CREATE A TALKING AVATAR

What is the Photo2Video AI?

Photo2Video AI is a self-service platform that combines deep-learning face animation technology and Stable Diffusion text-to-image capabilities to enable users to create videos featuring moving and talking avatars. It is designed for businesses and content creators who want to create engaging videos using AI-powered avatars.

Who is the Photo2Video AI for?

The Photo2Video AI targets businesses seeking digital humans for various commercial purposes in sales, marketing, training, and customer success. It is also intended for content creators looking to use AI avatars to create captivating videos.

What video format and resolution do you support?

All videos are generated in MP4 format.
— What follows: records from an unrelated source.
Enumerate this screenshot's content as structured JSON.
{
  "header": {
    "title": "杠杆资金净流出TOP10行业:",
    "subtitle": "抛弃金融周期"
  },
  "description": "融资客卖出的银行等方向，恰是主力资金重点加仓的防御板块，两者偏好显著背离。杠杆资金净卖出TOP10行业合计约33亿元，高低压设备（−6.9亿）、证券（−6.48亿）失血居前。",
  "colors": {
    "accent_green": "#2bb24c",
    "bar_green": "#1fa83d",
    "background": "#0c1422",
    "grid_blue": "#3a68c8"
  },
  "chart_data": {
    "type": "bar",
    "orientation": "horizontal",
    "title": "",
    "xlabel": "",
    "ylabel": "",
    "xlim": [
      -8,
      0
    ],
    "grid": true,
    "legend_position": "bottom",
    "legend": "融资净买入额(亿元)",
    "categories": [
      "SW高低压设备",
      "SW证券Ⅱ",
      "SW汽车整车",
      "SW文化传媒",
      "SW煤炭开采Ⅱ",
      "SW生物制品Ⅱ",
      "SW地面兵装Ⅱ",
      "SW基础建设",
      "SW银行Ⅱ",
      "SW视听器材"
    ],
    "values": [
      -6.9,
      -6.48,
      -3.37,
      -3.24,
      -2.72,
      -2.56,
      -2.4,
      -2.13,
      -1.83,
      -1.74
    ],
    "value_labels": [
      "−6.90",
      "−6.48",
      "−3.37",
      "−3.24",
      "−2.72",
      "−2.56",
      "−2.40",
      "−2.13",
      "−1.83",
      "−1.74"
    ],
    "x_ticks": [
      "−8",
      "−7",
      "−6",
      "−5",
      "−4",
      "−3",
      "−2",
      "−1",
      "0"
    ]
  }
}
Output resolution depends on the AI Presenter used and your Photo2Video AI plan:

Standard AI Presenter output resolution: up to 1280×1280 pixels
Premium AI Presenter output resolution: 720p

What is the output video length?

For Photo2Video AI, the video length is limited to 5 minutes.

What are the image upload size & format requirements?

Image size limits: 4.5 MB for Photo2Video AI. Supported formats: JPEG, JPG, PNG.

Generating Faces

To animate faces, you can select from pre-made avatars, upload a facial image, or use the Stable Diffusion-powered text-to-image portrait generator.

Getting the avatars to talk

You can add voice by typing a script

Which languages does the Photo2Video AI support?

The studio supports 119 languages, along with various accents and speaking styles.

Can I add pauses to make the text more realistic?

How do I get the right result when generating a face?

Experiment with pre-created prompts and try out variations or search for prompts and inspiration on Lexica or other prompt-building platforms.